Critique de Dominika Waszkiewicz

Photo : Ruth Walz

Un féroce combat psychologique en huis-clos

Pour marquer l’ouverture de sa première saison à la tête du théâtre de l’Europe, Luc Bondy crée « Le Retour » de Harold Pinter.

Au sein d’un West End populaire et un brin suranné, Ted (Jérôme Kircher) débarque avec sa femme Ruth (Emmanuelle Seigner) dans la maison où il a grandi et où vivent encore son père Max (Bruno Ganz), son oncle Sam (Pascal Gréggory) et ses deux frères puînés : Lenny (Micha Lescot) et Joey (Louis Garrel). Le climat est tendu, souvent violent, et les personnages semblent se heurter les uns aux autres, comme des quilles, creuses et bancales.

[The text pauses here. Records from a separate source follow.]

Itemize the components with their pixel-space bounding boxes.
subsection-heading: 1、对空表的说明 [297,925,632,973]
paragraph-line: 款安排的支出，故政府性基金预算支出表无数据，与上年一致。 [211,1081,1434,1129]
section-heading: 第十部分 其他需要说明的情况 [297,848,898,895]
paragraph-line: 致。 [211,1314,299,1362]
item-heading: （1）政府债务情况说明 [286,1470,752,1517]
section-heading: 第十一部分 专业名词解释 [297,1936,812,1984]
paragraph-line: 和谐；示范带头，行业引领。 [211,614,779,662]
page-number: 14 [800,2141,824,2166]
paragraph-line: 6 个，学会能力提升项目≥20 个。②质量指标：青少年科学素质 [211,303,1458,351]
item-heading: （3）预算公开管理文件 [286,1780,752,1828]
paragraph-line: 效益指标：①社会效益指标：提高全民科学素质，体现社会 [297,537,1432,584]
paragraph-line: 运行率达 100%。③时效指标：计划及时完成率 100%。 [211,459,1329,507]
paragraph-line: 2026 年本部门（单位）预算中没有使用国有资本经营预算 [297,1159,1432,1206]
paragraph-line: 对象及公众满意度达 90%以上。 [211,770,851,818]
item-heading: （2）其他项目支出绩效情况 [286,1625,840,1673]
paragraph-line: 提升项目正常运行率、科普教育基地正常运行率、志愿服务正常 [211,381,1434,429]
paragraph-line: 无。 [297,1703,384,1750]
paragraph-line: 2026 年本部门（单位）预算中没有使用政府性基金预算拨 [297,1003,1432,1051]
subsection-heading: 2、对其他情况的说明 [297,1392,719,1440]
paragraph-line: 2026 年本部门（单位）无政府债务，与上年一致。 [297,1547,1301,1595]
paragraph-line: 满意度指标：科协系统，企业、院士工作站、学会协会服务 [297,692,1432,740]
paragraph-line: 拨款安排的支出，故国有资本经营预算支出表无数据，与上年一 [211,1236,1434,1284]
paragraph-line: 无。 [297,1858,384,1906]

Contrairement à ses frères, Ted a bien réussi : il est docteur en philosophie et enseigne aux États-Unis. Il n’a pas vu sa famille depuis six ans. Mais il ne les intéresse pas. Le point de mire de toutes les attentions est Ruth qui va finir par laisser son mari repartir seul et humilié (volontairement ?) auprès de leurs trois enfants.

Pinter nous dresse ici le portrait d’êtres inquiétants derrière des apparences banales. Sous des allures de bandits à la petite semaine, se dévoilent les pans de la cruauté humaine avec ses pulsions malsaines et indicibles. Clichés de l’homme vu dans toute sa tragique laideur, instantanés de Francis Bacon ou Lucian Freud.

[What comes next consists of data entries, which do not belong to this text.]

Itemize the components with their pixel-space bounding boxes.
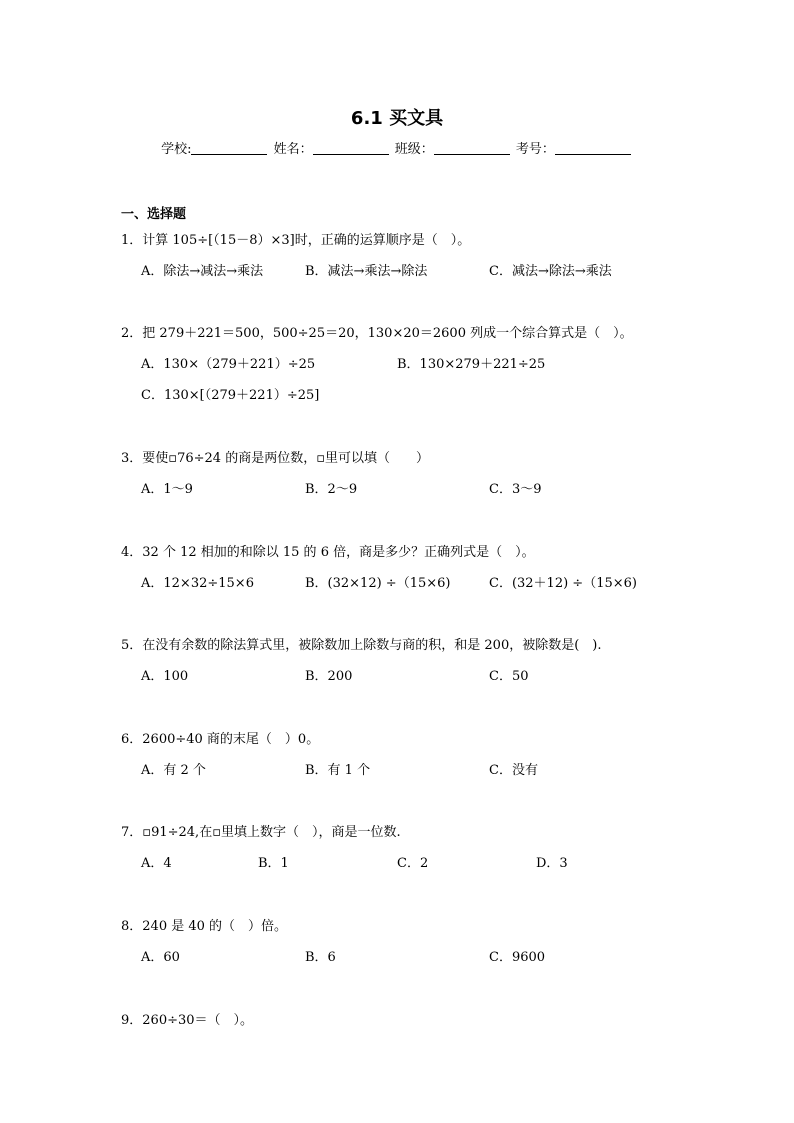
- question-2-option-a[interactable]: A．130×（279＋221）÷25: [141, 357, 316, 372]
- question-7-option-d[interactable]: D．3: [536, 856, 568, 871]
- page-title: 6.1 买文具: [350, 108, 444, 129]
- student-info-row: [0, 138, 794, 157]
- name-blank[interactable]: [313, 141, 389, 155]
- question-2-stem: 2．把 279＋221＝500，500÷25＝20，130×20＝2600 列成一个综合算式是（ ）。: [121, 326, 633, 341]
- question-5-option-c[interactable]: C．50: [489, 669, 529, 684]
- question-7-option-a[interactable]: A．4: [141, 856, 172, 871]
- question-5-option-a[interactable]: A．100: [141, 669, 189, 684]
- section-heading: 一、选择题: [121, 207, 187, 222]
- question-4-option-c[interactable]: C．(32＋12) ÷（15×6): [489, 576, 637, 591]
- question-1-stem: 1．计算 105÷[（15－8）×3]时，正确的运算顺序是（ ）。: [121, 233, 471, 248]
- question-8-option-b[interactable]: B．6: [305, 950, 336, 965]
- question-7-option-c[interactable]: C．2: [397, 856, 429, 871]
- question-1-option-a[interactable]: A．除法→减法→乘法: [141, 264, 264, 279]
- question-6-option-b[interactable]: B．有 1 个: [305, 763, 371, 778]
- question-2-option-b[interactable]: B．130×279＋221÷25: [397, 357, 546, 372]
- question-1-option-b[interactable]: B．减法→乘法→除法: [305, 264, 428, 279]
- question-6-option-c[interactable]: C．没有: [489, 763, 538, 778]
- exam-number-blank[interactable]: [555, 141, 631, 155]
- question-9-stem: 9．260÷30＝（ ）。: [121, 1013, 254, 1028]
- question-5-stem: 5．在没有余数的除法算式里，被除数加上除数与商的积，和是 200，被除数是( ).: [121, 638, 602, 653]
- school-blank[interactable]: [191, 141, 267, 155]
- question-8-option-a[interactable]: A．60: [141, 950, 180, 965]
- question-6-option-a[interactable]: A．有 2 个: [141, 763, 206, 778]
- question-7-stem: 7．▫91÷24,在▫里填上数字（ ），商是一位数.: [121, 825, 401, 840]
- question-3-stem: 3．要使▫76÷24 的商是两位数，▫里可以填（ ）: [121, 451, 430, 466]
- exam-number-label: 考号：: [515, 142, 555, 157]
- question-4-option-b[interactable]: B．(32×12) ÷（15×6): [305, 576, 451, 591]
- question-8-stem: 8．240 是 40 的（ ）倍。: [121, 919, 288, 934]
- question-6-stem: 6．2600÷40 商的末尾（ ）0。: [121, 732, 320, 747]
- question-1-option-c[interactable]: C．减法→除法→乘法: [489, 264, 612, 279]
- question-3-option-b[interactable]: B．2～9: [305, 482, 358, 497]
- name-label: 姓名：: [273, 142, 313, 157]
- class-blank[interactable]: [434, 141, 510, 155]
- question-3-option-a[interactable]: A．1～9: [141, 482, 193, 497]
- question-8-option-c[interactable]: C．9600: [489, 950, 546, 965]
- question-7-option-b[interactable]: B．1: [258, 856, 289, 871]
- class-label: 班级：: [394, 142, 434, 157]
- question-4-option-a[interactable]: A．12×32÷15×6: [141, 576, 254, 591]
- question-2-option-c[interactable]: C．130×[（279＋221）÷25]: [141, 388, 320, 403]
- school-label: 学校:: [161, 142, 192, 157]
- question-5-option-b[interactable]: B．200: [305, 669, 353, 684]
- question-4-stem: 4．32 个 12 相加的和除以 15 的 6 倍，商是多少？正确列式是（ ）。: [121, 545, 535, 560]
- question-3-option-c[interactable]: C．3～9: [489, 482, 542, 497]
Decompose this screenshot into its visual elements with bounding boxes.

Une création de qualité entre hyperréalisme et inquiétante étrangeté

Entre un plateau aux allures de décor marthalérien et un jeu toujours juste et contrôlé, Luc Bondy nous offre, une fois de plus, la preuve de ses talents de direction. La composition sonore s’enchaîne avec fluidité (sauf pour quelques répliques bizarrement fausses de Emmanuelle Seigner) et les déplacements semblent millimétrés. En outre, dans cet espace très réaliste, les comédiens sont méconnaissables, métamorphosés voire modelés par les doigts de fée (ou de sorcière ?) de Cécile Kretschmar. Marionnettes grandeur nature, les corps paraissent au service du tout-puissant metteur en scène… Ainsi, Pascal Gréggorry, nous offre une silhouette raide et bedonnante correspondant assez bien à la psychologie de ce pauvre vieux Sam.

Une pièce trop attendue pour ne pas être décevante ?

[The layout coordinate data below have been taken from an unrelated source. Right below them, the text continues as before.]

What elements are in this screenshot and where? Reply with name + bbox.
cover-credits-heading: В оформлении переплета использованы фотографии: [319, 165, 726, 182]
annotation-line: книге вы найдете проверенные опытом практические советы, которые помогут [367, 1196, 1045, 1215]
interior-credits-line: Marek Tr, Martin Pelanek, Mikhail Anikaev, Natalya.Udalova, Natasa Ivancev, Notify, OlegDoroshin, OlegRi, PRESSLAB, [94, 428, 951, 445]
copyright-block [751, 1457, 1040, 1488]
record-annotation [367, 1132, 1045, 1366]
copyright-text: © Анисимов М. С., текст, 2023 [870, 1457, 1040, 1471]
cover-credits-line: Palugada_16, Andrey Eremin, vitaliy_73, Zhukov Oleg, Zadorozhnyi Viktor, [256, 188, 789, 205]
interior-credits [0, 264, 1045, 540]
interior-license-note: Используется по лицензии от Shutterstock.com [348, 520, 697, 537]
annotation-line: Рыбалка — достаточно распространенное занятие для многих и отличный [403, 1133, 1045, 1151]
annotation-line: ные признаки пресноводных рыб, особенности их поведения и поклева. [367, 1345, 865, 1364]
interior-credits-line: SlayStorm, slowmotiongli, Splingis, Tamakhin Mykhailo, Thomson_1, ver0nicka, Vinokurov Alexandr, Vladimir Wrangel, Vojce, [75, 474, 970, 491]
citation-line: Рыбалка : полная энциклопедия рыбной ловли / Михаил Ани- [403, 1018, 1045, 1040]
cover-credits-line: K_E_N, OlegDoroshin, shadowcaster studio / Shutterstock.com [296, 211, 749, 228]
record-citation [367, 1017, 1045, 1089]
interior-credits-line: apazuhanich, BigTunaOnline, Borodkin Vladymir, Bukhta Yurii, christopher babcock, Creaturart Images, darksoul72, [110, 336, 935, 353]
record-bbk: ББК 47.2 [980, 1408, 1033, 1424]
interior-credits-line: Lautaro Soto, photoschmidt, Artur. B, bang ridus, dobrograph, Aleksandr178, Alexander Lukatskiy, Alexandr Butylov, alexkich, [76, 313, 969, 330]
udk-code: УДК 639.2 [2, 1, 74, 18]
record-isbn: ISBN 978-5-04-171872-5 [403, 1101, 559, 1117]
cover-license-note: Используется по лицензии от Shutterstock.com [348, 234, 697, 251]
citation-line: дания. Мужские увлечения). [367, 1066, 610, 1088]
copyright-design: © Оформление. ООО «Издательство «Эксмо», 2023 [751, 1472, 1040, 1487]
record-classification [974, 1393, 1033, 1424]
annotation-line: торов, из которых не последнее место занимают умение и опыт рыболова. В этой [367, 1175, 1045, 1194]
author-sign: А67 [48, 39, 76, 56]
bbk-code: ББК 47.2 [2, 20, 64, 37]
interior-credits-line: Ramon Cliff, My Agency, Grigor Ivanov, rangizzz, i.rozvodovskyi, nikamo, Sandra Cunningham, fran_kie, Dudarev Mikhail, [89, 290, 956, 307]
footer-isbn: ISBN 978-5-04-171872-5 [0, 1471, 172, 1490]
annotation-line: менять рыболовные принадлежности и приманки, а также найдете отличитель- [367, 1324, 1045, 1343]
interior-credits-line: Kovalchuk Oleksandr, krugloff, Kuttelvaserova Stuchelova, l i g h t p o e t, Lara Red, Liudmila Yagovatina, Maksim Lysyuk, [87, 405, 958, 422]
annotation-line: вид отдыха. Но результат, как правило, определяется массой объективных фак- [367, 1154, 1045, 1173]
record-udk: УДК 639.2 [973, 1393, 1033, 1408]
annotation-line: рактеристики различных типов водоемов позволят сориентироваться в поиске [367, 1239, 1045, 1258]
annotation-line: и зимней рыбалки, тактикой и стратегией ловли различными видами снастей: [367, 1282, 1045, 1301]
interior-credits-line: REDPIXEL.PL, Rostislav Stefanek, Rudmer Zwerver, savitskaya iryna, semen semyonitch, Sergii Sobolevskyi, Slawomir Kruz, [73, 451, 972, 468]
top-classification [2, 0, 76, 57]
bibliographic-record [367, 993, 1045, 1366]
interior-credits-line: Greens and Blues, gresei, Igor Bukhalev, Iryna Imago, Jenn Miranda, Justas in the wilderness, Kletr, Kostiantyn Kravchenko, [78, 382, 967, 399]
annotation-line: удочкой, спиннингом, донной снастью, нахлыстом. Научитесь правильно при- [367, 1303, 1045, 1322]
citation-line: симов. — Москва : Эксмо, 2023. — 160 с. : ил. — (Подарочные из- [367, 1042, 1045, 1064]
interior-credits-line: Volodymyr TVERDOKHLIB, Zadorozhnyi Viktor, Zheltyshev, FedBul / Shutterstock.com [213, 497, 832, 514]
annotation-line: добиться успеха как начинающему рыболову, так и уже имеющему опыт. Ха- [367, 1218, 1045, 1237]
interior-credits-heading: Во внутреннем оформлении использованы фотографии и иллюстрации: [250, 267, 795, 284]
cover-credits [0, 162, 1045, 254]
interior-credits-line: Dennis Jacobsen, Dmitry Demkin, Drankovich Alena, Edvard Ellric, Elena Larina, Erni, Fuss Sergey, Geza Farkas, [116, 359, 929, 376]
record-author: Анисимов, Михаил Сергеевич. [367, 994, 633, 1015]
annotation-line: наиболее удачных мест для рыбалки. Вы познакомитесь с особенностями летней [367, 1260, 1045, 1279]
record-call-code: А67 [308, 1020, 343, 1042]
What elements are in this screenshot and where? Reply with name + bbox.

Mais cette rigueur suisse qui sait si bien célébrer les corps (souvenir des Chaises présenté aux Amandiers avec, déjà, un Micha Lescot tout à fait surprenant…) ne nous permet pas de vivre le moment théâtral. Malgré une bande son se voulant ostensiblement inquiétante, le spectateur reste dans son petit confort distant et la tension annoncée ne vient point trop l’effleurer…

Est-ce à dire que Luc Bondy et Botho Strauss auraient omis des éléments essentiels dans leur interprétation ? Ou bien les effluves scandaleux du texte préféré de Pinter se seraient-ils évaporés pendant ce demi-siècle ?

Faiblesse dramaturgique ou désuétude, la pièce nous laisse tranquilles, non point trop fâchés mais un peu déçus, en somme, de ce petit Retour.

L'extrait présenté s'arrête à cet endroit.